For Eastern Orthodox Christians, a major event is the arrival of the “Holy Fire” at the Church of the Holy Sepulchre in Jerusalem. Bulgaria is among countries to transport the flame from Jerusalem to Sofia, and from there to churches elsewhere in the country.
Plans are for a Bulgarian delegation, travelling on a government aircraft, to do so again at Easter 2020.
Antonii, Metropolitan of Western and Central Europe, said in a television interview on April 4 that he and Religions Directorate head Emil Velinov would travel to Israel for the ceremony.
Usually, a larger delegation of several clerics goes.
Antonii said that because of security measures in Israel against Covid-19, he and Velinov would not leave the aircraft but the flame will be conveyed to them there.

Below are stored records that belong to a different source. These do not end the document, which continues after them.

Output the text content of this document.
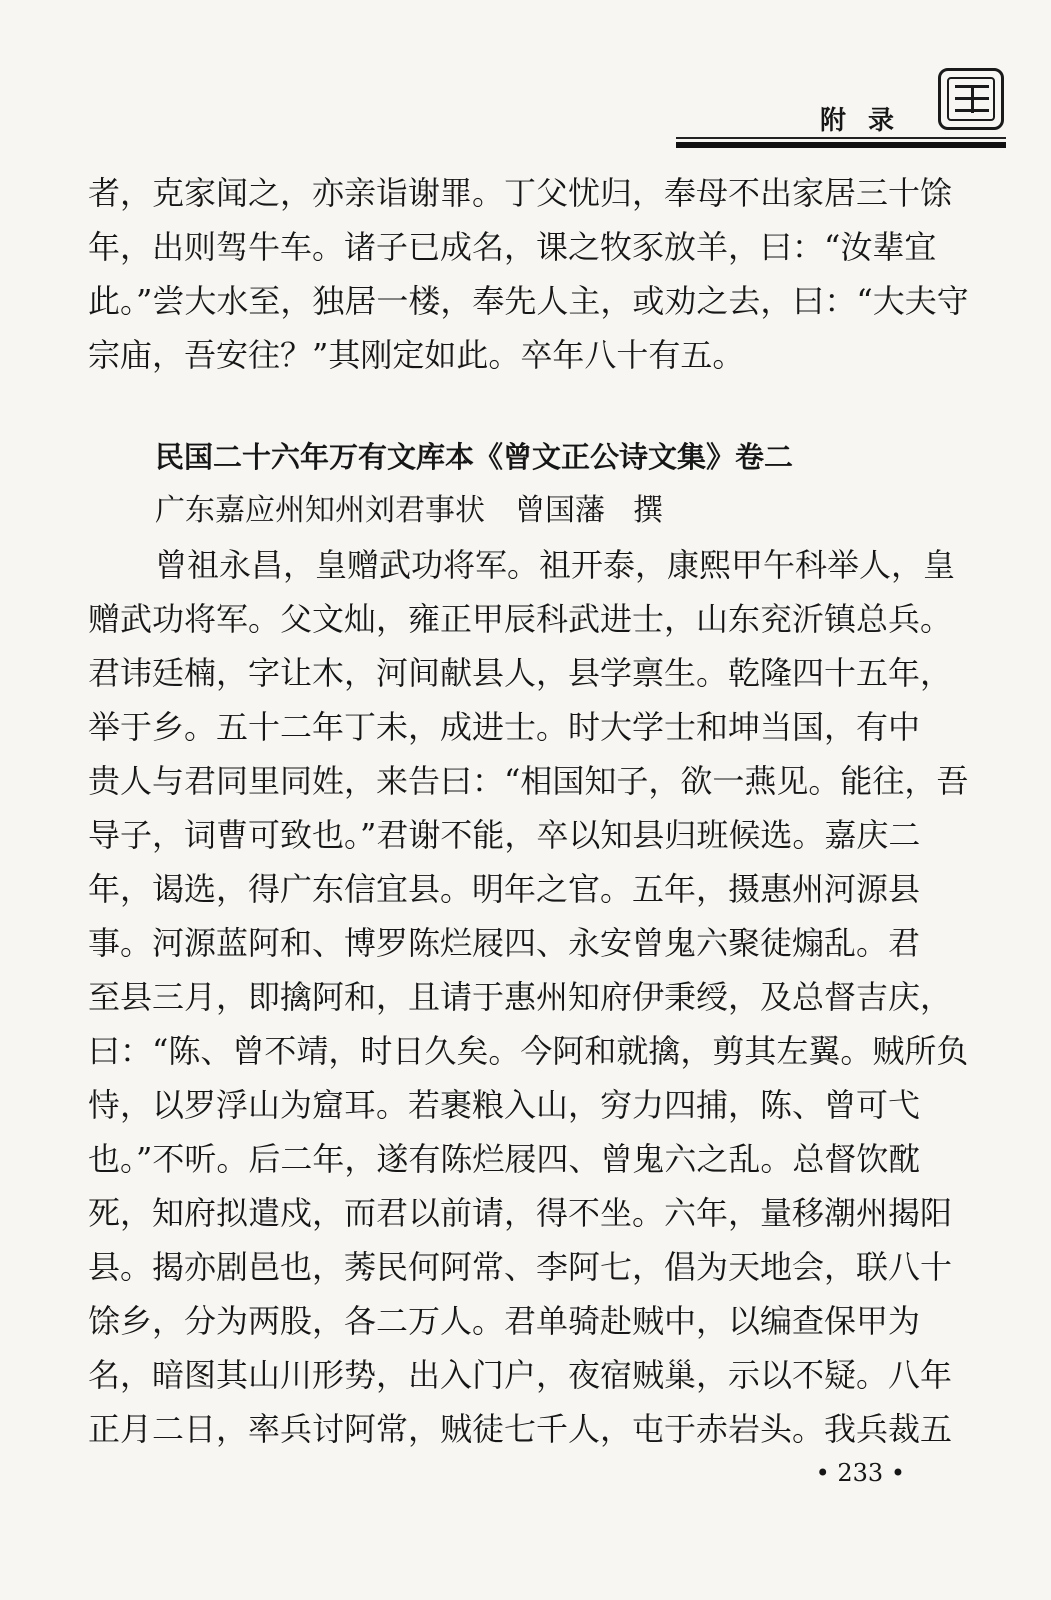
附录

者，克家闻之，亦亲诣谢罪。丁父忧归，奉母不出家居三十馀

年，出则驾牛车。诸子已成名，课之牧豕放羊，曰：“汝辈宜

此。”尝大水至，独居一楼，奉先人主，或劝之去，曰：“大夫守

宗庙，吾安往？”其刚定如此。卒年八十有五。

民国二十六年万有文库本《曾文正公诗文集》卷二

广东嘉应州知州刘君事状 曾国藩 撰

曾祖永昌，皇赠武功将军。祖开泰，康熙甲午科举人，皇

赠武功将军。父文灿，雍正甲辰科武进士，山东兖沂镇总兵。

君讳廷楠，字让木，河间献县人，县学禀生。乾隆四十五年，

举于乡。五十二年丁未，成进士。时大学士和坤当国，有中

贵人与君同里同姓，来告曰：“相国知子，欲一燕见。能往，吾

导子，词曹可致也。”君谢不能，卒以知县归班候选。嘉庆二

年，谒选，得广东信宜县。明年之官。五年，摄惠州河源县

事。河源蓝阿和、博罗陈烂屐四、永安曾鬼六聚徒煽乱。君

至县三月，即擒阿和，且请于惠州知府伊秉绶，及总督吉庆，

曰：“陈、曾不靖，时日久矣。今阿和就擒，剪其左翼。贼所负

恃，以罗浮山为窟耳。若裹粮入山，穷力四捕，陈、曾可弋

也。”不听。后二年，遂有陈烂屐四、曾鬼六之乱。总督饮酖

死，知府拟遣戍，而君以前请，得不坐。六年，量移潮州揭阳

县。揭亦剧邑也，莠民何阿常、李阿七，倡为天地会，联八十

馀乡，分为两股，各二万人。君单骑赴贼中，以编查保甲为

名，暗图其山川形势，出入门户，夜宿贼巢，示以不疑。八年

正月二日，率兵讨阿常，贼徒七千人，屯于赤岩头。我兵裁五

• 233 •
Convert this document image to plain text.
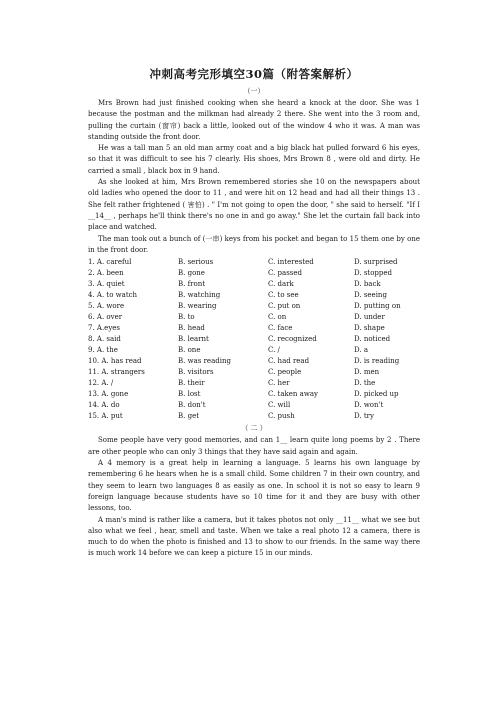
冲刺高考完形填空30篇（附答案解析）
（一）

Mrs Brown had just finished cooking when she heard a knock at the door. She was 1 because the postman and the milkman had already 2 there. She went into the 3 room and, pulling the curtain (窗帘) back a little, looked out of the window 4 who it was. A man was standing outside the front door.

He was a tall man 5 an old man army coat and a big black hat pulled forward 6 his eyes, so that it was difficult to see his 7 clearly. His shoes, Mrs Brown 8 , were old and dirty. He carried a small , black box in 9 hand.

As she looked at him, Mrs Brown remembered stories she 10 on the newspapers about old ladies who opened the door to 11 , and were hit on 12 head and had all their things 13 . She felt rather frightened ( 害怕) . " I'm not going to open the door, " she said to herself. "If I __14__ , perhaps he'll think there's no one in and go away." She let the curtain fall back into place and watched.

The man took out a bunch of (一串) keys from his pocket and began to 15 them one by one in the front door.

1. A. careful	B. serious	C. interested	D. surprised
2. A. been	B. gone	C. passed	D. stopped
3. A. quiet	B. front	C. dark	D. back
4. A. to watch	B. watching	C. to see	D. seeing
5. A. wore	B. wearing	C. put on	D. putting on
6. A. over	B. to	C. on	D. under
7. A.eyes	B. head	C. face	D. shape
8. A. said	B. learnt	C. recognized	D. noticed
9. A. the	B. one	C. /	D. a
10. A. has read	B. was reading	C. had read	D. is reading
11. A. strangers	B. visitors	C. people	D. men
12. A. /	B. their	C. her	D. the
13. A. gone	B. lost	C. taken away	D. picked up
14. A. do	B. don't	C. will	D. won't
15. A. put	B. get	C. push	D. try
（ 二 ）

Some people have very good memories, and can 1__ learn quite long poems by 2 . There are other people who can only 3 things that they have said again and again.

A 4 memory is a great help in learning a language. 5 learns his own language by remembering 6 he hears when he is a small child. Some children 7 in their own country, and they seem to learn two languages 8 as easily as one. In school it is not so easy to learn 9 foreign language because students have so 10 time for it and they are busy with other lessons, too.

A man's mind is rather like a camera, but it takes photos not only __11__ what we see but also what we feel , hear, smell and taste. When we take a real photo 12 a camera, there is much to do when the photo is finished and 13 to show to our friends. In the same way there is much work 14 before we can keep a picture 15 in our minds.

Reportedly, instead of the customary large crowding inside the Church of the Holy Sepulchre for the “Holy Fire” ceremony, only a few clergy will be allowed inside the church and will be required to follow hygiene regulations including keep their distance from each other.
Antonii called on Orthodox Christians to stay at home on Palm Sunday and Easter, saying that clergy would pray for everyone in the churches.

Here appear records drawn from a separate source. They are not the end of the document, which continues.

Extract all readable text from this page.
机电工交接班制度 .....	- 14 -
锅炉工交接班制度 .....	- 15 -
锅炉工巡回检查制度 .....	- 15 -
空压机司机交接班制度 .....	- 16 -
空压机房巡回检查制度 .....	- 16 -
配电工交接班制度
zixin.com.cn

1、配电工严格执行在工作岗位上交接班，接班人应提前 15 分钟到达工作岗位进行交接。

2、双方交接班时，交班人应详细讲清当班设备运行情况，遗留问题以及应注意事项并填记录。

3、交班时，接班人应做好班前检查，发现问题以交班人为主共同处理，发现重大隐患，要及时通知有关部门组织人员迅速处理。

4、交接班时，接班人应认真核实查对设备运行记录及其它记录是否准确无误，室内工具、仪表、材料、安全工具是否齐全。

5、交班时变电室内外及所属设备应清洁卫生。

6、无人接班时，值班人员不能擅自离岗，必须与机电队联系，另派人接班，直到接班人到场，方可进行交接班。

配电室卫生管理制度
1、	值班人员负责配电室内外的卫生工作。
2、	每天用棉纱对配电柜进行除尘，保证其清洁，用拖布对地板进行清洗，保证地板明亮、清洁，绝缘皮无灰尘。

On March 30, Bulgaria’s Deputy Prime Minister Tomislav Donchev, accompanied by Mutafchiyksi, held talks with the Bulgarian Orthodox Church’s governing body, the Holy Synod, which is headed by Patriarch Neofit.
Donchev and Mutafchiyski emerged from the talks to say that the church would hold the major Easter services outside the churches instead of inside, but a subsequent official statement by the Holy Synod did not reflect such an agreement.
There have been repeated calls to close the churches, but Prime Minister Boiko Borissov has said that this is a matter for the church and the government would not intervene.
On April 3, Borissov said that the peak of Covid-19 in Bulgaria was expected to be within two to three weeks. For Eastern Orthodox Christians, Palm Sunday is on April 12 and Easter Sunday on April 19.
As of April 4, there were 498 confirmed cases of new coronavirus in Bulgaria. This total includes 14 people who have died and 34 who have recovered and been discharged from medical establishments after treatment.
A total of 173 patients are in hospital, 20 of them in intensive care. Twenty-three medical personnel have tested positive.